Does Your Organization Have a Winning Culture?
Have you ever wondered why teams that had no business winning a game or a championship actually pull it off? Have you ever thought on paper this team should be winning but they consistently lose? I reflected on this past Super Bowl and attempted to digest what happened on the field. The New England Patriots pulled off a historic win. A team that was down 25 points in one of the biggest games on the world stage wins–how did this happen?
I think the answer is rather simple The New England Patriots have a winning culture. Bill Belichick, when interviewed after the game, said they never felt winning was not achievable. Organizations that have winning cultures believe they can win games that seem impossible. Organizations that have winning cultures have a game plan and stick to it. They may tweak the game plan, but they never lose sight of what has made them successful. Organizations that have winning cultures have winners on their team.
So, what does all this have to do with business? It is plain and simple: businesses that have a winning culture are more successful. They have leaders who set a standard for excellence and are not happy with the status quo. They have employees who believe they can win the business even with tough competition. They have employees who understand and know what it feels like to be successful. They have employees who believe in the mission and the vision and clearly understand how they can impact both.
Now the ultimate question–does your organization have a winning culture? Do you have employees who believe in your mission and vision? Is your staff engaged? Do you have a game plan (strategic plan) and does your staff know how they can impact the plan?
Creating a winning culture is not easy, but it can be achieved.
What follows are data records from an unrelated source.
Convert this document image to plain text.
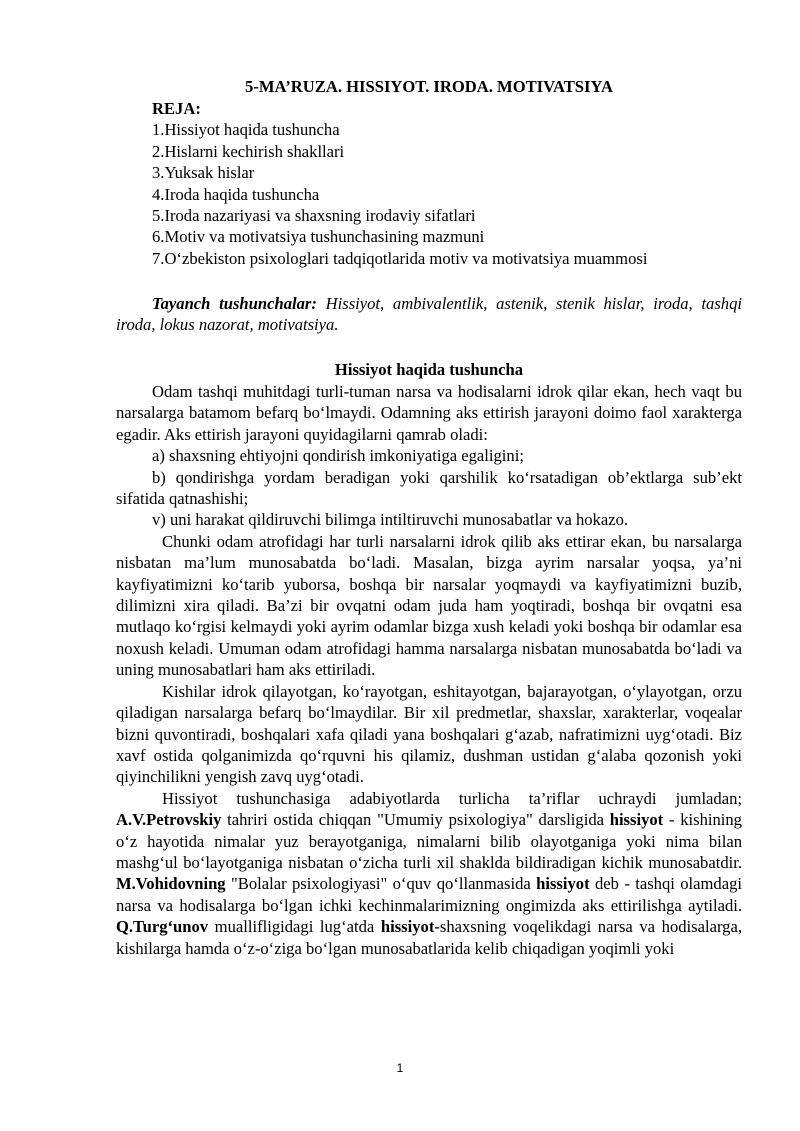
5-MA’RUZA. HISSIYOT. IRODA. MOTIVATSIYA
REJA:
1.Hissiyot haqida tushuncha
2.Hislarni kechirish shakllari
3.Yuksak hislar
4.Iroda haqida tushuncha
5.Iroda nazariyasi va shaxsning irodaviy sifatlari
6.Motiv va motivatsiya tushunchasining mazmuni
7.O‘zbekiston psixologlari tadqiqotlarida motiv va motivatsiya muammosi
Tayanch tushunchalar: Hissiyot, ambivalentlik, astenik, stenik hislar, iroda, tashqi iroda, lokus nazorat, motivatsiya.
Hissiyot haqida tushuncha

Odam tashqi muhitdagi turli-tuman narsa va hodisalarni idrok qilar ekan, hech vaqt bu narsalarga batamom befarq bo‘lmaydi. Odamning aks ettirish jarayoni doimo faol xarakterga egadir. Aks ettirish jarayoni quyidagilarni qamrab oladi:

a) shaxsning ehtiyojni qondirish imkoniyatiga egaligini;

b) qondirishga yordam beradigan yoki qarshilik ko‘rsatadigan ob’ektlarga sub’ekt sifatida qatnashishi;

v) uni harakat qildiruvchi bilimga intiltiruvchi munosabatlar va hokazo.

Chunki odam atrofidagi har turli narsalarni idrok qilib aks ettirar ekan, bu narsalarga nisbatan ma’lum munosabatda bo‘ladi. Masalan, bizga ayrim narsalar yoqsa, ya’ni kayfiyatimizni ko‘tarib yuborsa, boshqa bir narsalar yoqmaydi va kayfiyatimizni buzib, dilimizni xira qiladi. Ba’zi bir ovqatni odam juda ham yoqtiradi, boshqa bir ovqatni esa mutlaqo ko‘rgisi kelmaydi yoki ayrim odamlar bizga xush keladi yoki boshqa bir odamlar esa noxush keladi. Umuman odam atrofidagi hamma narsalarga nisbatan munosabatda bo‘ladi va uning munosabatlari ham aks ettiriladi.

Kishilar idrok qilayotgan, ko‘rayotgan, eshitayotgan, bajarayotgan, o‘ylayotgan, orzu qiladigan narsalarga befarq bo‘lmaydilar. Bir xil predmetlar, shaxslar, xarakterlar, voqealar bizni quvontiradi, boshqalari xafa qiladi yana boshqalari g‘azab, nafratimizni uyg‘otadi. Biz xavf ostida qolganimizda qo‘rquvni his qilamiz, dushman ustidan g‘alaba qozonish yoki qiyinchilikni yengish zavq uyg‘otadi.

Hissiyot tushunchasiga adabiyotlarda turlicha ta’riflar uchraydi jumladan; A.V.Petrovskiy tahriri ostida chiqqan "Umumiy psixologiya" darsligida hissiyot - kishining o‘z hayotida nimalar yuz berayotganiga, nimalarni bilib olayotganiga yoki nima bilan mashg‘ul bo‘layotganiga nisbatan o‘zicha turli xil shaklda bildiradigan kichik munosabatdir. M.Vohidovning "Bolalar psixologiyasi" o‘quv qo‘llanmasida hissiyot deb - tashqi olamdagi narsa va hodisalarga bo‘lgan ichki kechinmalarimizning ongimizda aks ettirilishga aytiladi. Q.Turg‘unov muallifligidagi lug‘atda hissiyot-shaxsning voqelikdagi narsa va hodisalarga, kishilarga hamda o‘z-o‘ziga bo‘lgan munosabatlarida kelib chiqadigan yoqimli yoki

1
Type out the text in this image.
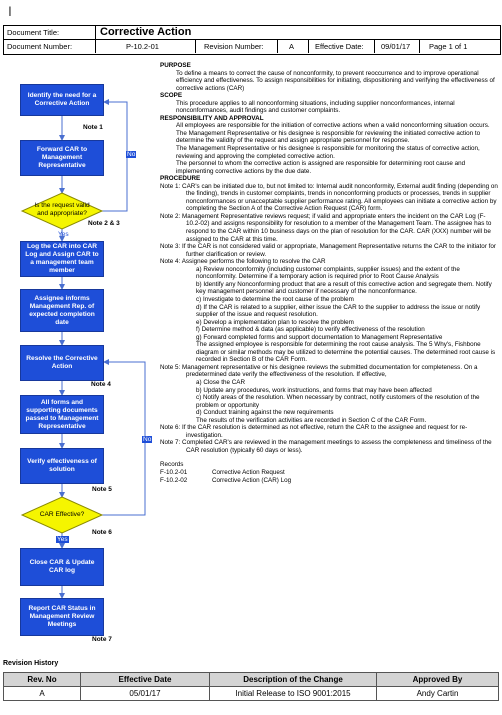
I
Document Title:	Corrective Action
Document Number:	P-10.2-01	Revision Number:	A	Effective Date: 09/01/17	Page 1 of 1
Identify the need for a Corrective Action
Note 1
Forward CAR to Management Representative
Is the request valid and appropriate?
Note 2 & 3
No
Yes
Log the CAR into CAR Log and Assign CAR to a management team member
Assignee informs Management Rep. of expected completion date
Resolve the Corrective Action
Note 4
All forms and supporting documents passed to Management Representative
Verify effectiveness of solution
Note 5
CAR Effective?
Note 6
No
Yes
Close CAR & Update CAR log
Report CAR Status in Management Review Meetings
Note 7

PURPOSE

To define a means to correct the cause of nonconformity, to prevent reoccurrence and to improve operational efficiency and effectiveness. To assign responsibilities for initiating, dispositioning and verifying the effectiveness of corrective actions (CAR)

SCOPE

This procedure applies to all nonconforming situations, including supplier nonconformances, internal nonconformances, audit findings and customer complaints.

RESPONSIBILITY AND APPROVAL

All employees are responsible for the initiation of corrective actions when a valid nonconforming situation occurs.

The Management Representative or his designee is responsible for reviewing the initiated corrective action to determine the validity of the request and assign appropriate personnel for response.

The Management Representative or his designee is responsible for monitoring the status of corrective action, reviewing and approving the completed corrective action.

The personnel to whom the corrective action is assigned are responsible for determining root cause and implementing corrective actions by the due date.

PROCEDURE

Note 1: CAR's can be initiated due to, but not limited to: Internal audit nonconformity, External audit finding (depending on the finding), trends in customer complaints, trends in nonconforming products or processes, trends in supplier nonconformances or unacceptable supplier performance rating. All employees can initiate a corrective action by completing the Section A of the Corrective Action Request (CAR) form.

Note 2: Management Representative reviews request; if valid and appropriate enters the incident on the CAR Log (F-10.2-02) and assigns responsibility for resolution to a member of the Management Team. The assignee has to respond to the CAR within 10 business days on the plan of resolution for the CAR. CAR (XXX) number will be assigned to the CAR at this time.

Note 3: If the CAR is not considered valid or appropriate, Management Representative returns the CAR to the initiator for further clarification or review.

Note 4: Assignee performs the following to resolve the CAR

a) Review nonconformity (including customer complaints, supplier issues) and the extent of the nonconformity. Determine if a temporary action is required prior to Root Cause Analysis

b) Identify any Nonconforming product that are a result of this corrective action and segregate them. Notify key management personnel and customer if necessary of the nonconformance.

c) Investigate to determine the root cause of the problem

d) If the CAR is related to a supplier, either issue the CAR to the supplier to address the issue or notify supplier of the issue and request resolution.

e) Develop a implementation plan to resolve the problem

f) Determine method & data (as applicable) to verify effectiveness of the resolution

g) Forward completed forms and support documentation to Management Representative

The assigned employee is responsible for determining the root cause analysis. The 5 Why's, Fishbone diagram or similar methods may be utilized to determine the potential causes. The determined root cause is recorded in Section B of the CAR Form.

Note 5: Management representative or his designee reviews the submitted documentation for completeness. On a predetermined date verify the effectiveness of the resolution. If effective,

a) Close the CAR

b) Update any procedures, work instructions, and forms that may have been affected

c) Notify areas of the resolution. When necessary by contract, notify customers of the resolution of the problem or opportunity

d) Conduct training against the new requirements

The results of the verification activities are recorded in Section C of the CAR Form.

Note 6: If the CAR resolution is determined as not effective, return the CAR to the assignee and request for re-investigation.

Note 7: Completed CAR's are reviewed in the management meetings to assess the completeness and timeliness of the CAR resolution (typically 60 days or less).

Records

F-10.2-01	Corrective Action Request

F-10.2-02	Corrective Action (CAR) Log

Revision History
Rev. No	Effective Date	Description of the Change	Approved By
A	05/01/17	Initial Release to ISO 9001:2015	Andy Cartin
Listed below are a few key steps to developing a winning culture. The first step is to hire the right leadership team. A great team with poor leadership will not promote a winning culture. The second step is to secure a strong team of employees. The third step is to develop a strong strategic plan and develop a disciplined routine to ensure your team sticks to the plan’s implementation. Finally, and maybe the most important step, is to remember that a winning culture is not developed over night and you must stay focused to achieve it.
You may be asking yourself, how do I navigate through the steps outlined above? Here are a few options to consider:
Start by assessing your culture. Ask employees if they can define the key characteristics of your culture. Seek feedback from customers if they could help define your culture. Always remember your culture is defined by how others describe it.
Next, assess your interview process. Are your interview questions tailored to securing strong leaders and employees who will embrace this “winning” culture? Also, evaluate assessment tools that can be used during the interview process. At Decision Associates, we use the Profile XT by Wiley, but there are other assessment tools that can be used.
Finally, review your strategic plan. Is it current? If it is current, do your management team and employees know the strategies and objectives identified in the plan? If it is out of date or if you don’t have a plan, develop a plan.